The full credential chain follows object_store conventions (env vars → instance metadata → ECS task role → IAM assumed role).

GCS backend

URL format

text
gs://<bucket>/<prefix>

Example: gs://my-gcs-bucket/yoda-data

Credentials

Credentials follow object_store defaults:

sh
# Service account key file
export GOOGLE_APPLICATION_CREDENTIALS="/path/to/service-account.json"

# Or use Application Default Credentials (gcloud auth application-default login)

Read and write characteristics

Both cloud modes share the same DataFusion ListingTable integration:

  • Reads: DataFusion's query engine reads Parquet objects natively from object storage, with column pruning and predicate pushdown applied where possible.
  • Bulk inserts (load_arrow / CDC sync): a new Parquet object is appended under the table prefix.
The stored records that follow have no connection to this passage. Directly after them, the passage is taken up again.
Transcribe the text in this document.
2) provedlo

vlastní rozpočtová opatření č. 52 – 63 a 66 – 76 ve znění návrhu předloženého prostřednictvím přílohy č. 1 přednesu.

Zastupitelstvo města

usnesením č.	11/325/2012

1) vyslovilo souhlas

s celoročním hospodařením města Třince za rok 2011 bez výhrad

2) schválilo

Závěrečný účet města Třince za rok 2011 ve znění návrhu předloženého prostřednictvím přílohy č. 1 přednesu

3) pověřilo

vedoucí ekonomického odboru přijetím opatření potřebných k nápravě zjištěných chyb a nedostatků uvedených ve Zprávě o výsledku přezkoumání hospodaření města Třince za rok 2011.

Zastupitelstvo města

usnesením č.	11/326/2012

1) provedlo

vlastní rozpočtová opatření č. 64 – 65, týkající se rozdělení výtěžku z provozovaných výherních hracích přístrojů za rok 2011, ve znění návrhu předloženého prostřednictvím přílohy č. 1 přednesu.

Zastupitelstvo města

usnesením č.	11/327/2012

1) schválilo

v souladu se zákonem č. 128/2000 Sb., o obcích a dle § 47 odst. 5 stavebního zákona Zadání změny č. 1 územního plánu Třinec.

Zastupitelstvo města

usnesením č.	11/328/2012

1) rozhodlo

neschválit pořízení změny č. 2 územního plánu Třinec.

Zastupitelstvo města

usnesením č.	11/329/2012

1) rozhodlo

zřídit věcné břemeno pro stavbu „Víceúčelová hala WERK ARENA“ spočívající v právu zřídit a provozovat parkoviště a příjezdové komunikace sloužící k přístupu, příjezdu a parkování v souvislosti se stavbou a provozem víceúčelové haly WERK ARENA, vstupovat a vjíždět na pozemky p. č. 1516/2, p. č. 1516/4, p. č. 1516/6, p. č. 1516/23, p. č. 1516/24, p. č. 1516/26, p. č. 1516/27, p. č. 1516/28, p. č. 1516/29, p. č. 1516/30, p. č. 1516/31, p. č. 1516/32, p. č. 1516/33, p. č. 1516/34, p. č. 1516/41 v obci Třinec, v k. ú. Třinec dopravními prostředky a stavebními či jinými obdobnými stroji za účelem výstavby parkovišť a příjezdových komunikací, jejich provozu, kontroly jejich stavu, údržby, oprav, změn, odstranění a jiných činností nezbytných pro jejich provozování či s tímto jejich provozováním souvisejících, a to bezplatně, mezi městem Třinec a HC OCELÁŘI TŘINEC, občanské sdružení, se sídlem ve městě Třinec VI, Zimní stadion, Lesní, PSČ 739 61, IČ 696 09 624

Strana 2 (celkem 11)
Efficient for analytical workloads with infrequent bulk loads.
  • UPDATE / DELETE: requires a read-modify-write cycle — the full table is downloaded, mutated in-memory, and re-uploaded as a single consolidated object. Not suitable for high-frequency point updates.

Object-store latency

Network round-trips dominate query time for cloud modes. For single-host deployments with a small dataset, local Parquet or ArrowIpc storage will be significantly faster. Choose cloud storage when the dataset size exceeds local disk, or when the OLAP mirror must be shared across hosts.

TOML configuration

S3

toml
[engine]
oltp_path    = "app.db"
olap_backend = "datafusion"
sync_mode    = "destructive"

[engine.datafusion_storage]
mode = "s3-parquet"
url  = "s3://my-analytics-bucket/yoda-data"

GCS

toml
[engine]
oltp_path    = "app.db"
olap_backend = "datafusion"
sync_mode    = "temporal"

[engine.datafusion_storage]
mode = "gcs-parquet"
url  = "gs://my-gcs-bucket/yoda-data"

Full S3 analytics example

toml
[engine]
oltp_path        = "app.db"
olap_backend     = "datafusion"
sync_mode        = "temporal"
sync_interval_ms = 1000
sync_batch_size  = 2000
read_pool_size   = 4
log_format       = "json"

[engine.datafusion_storage]
mode = "s3-parquet"
url  = "s3://acme-analytics/prod/yoda"

[[tables]]
name = "orders"
ddl  = "CREATE TABLE IF NOT EXISTS orders (id INTEGER PRIMARY KEY, amount REAL, status TEXT, created_at INTEGER)"

  [[tables.columns]]
  name        = "id"
  type        = "int64"
  nullable    = false
  primary_key = true

  [[tables.columns]]
  name     = "amount"
  type     = "float64"
  nullable = true

  [[tables.columns]]
  name     = "status"
  type     = "utf8"
  nullable = true

  [[tables.columns]]
  name     = "created_at"
  type     = "int64"
  nullable = true

Run with appropriate AWS credentials in the environment:

sh
AWS_ACCESS_KEY_ID=... AWS_SECRET_ACCESS_KEY=... AWS_REGION=us-east-1 \
  yd serve --config htap.toml

Combining with temporal mode

Cloud storage works with both sync_mode = "destructive" and sync_mode = "temporal". Temporal mode on S3 is a natural fit for long-retention audit history: Parquet files accumulate append-only, and point-in-time queries work identically to local storage (see Temporal mode).

Source

crates/yoda-datafusion/src/storage.rsStorageMode enum definition with full doc-comments on read/write characteristics. crates/yoda-tui/src/config.rsDataFusionStorageToml and parse_storage_mode (TOML mode string parsing).

Released under the Apache-2.0 License.